Вот так и встретились Коу, поэт-философ из Китая; и Дзюдзюм, Крёстный Отец своей страны.
Высочайший миг вечности! Добавьте к именам Иисуса Навина[23] и Езекии[24] имя Коу! Ибо за четверть часа до назначенного времени руки собеседника Дзюдзю то и дело возвращались к хронометру, дабы ни одна тень недоверия или досады не затмила восторга этого величественного события.
III
(Обретая простоту)
— О великое Дао, — спросил Дзюдзю, — что посоветуете Вы как средство от недуга, терзающего мою несчастную страну?
Мудрец же ответствовал:
— О могущественный и помпезный даймё, ваша аристократия не есть аристократия, ибо это не аристократия. Тщетно пытаетесь Вы изменить сие обстоятельство, платя докучливым короедам из «Дэй Ли Пэй Пар»[25] за написание бессмысленного вранья, что ваша аристократия есть аристократия, ибо это и есть аристократия.
— Как Гераклит[26] преодолел антиномию Ксенофана и Парменида, Мелисса и Зенона Элейского[27], Бытие и Небытие своим Становлением, так позвольте же
и мне поведать Вам; аристократия будет аристократией, если станет аристократией.
— Ки Ра Ди и его чумазые приятели жаждут опустить добрую практику до дурной теории; Вам следует в пику ему возвысить дурную теорию до доброй практики.

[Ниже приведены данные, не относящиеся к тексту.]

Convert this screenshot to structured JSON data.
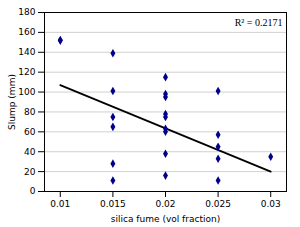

— Ваши завистники бахвалятся, что Вы ничем не лучше их; докажите им, что они так же хороши, как и Вы. Они талдычат о благородстве глупцов и плутов; покажите им мудрых и честных мужей, и социалистический имбирь растает на индивидуалистических устах.
Дзюдзю согласно прихрюкнул. Он погрузился в дремоту, но Коу, захваченный предметом своих речей, даже не заметил этого. Он продолжал с напористостью парового катка и прямой, целенаправленной бодростью зачарованной бабочки:
— Человек становится совершенным благодаря своему тождеству с великим Дао. Вдобавок к этому да уравновесит он в полной мере Инь и Ян. Проще всего управлять шестиконечной звездой Интеллекта; тогда как первейший шаг для начала — управление телом и чувствами.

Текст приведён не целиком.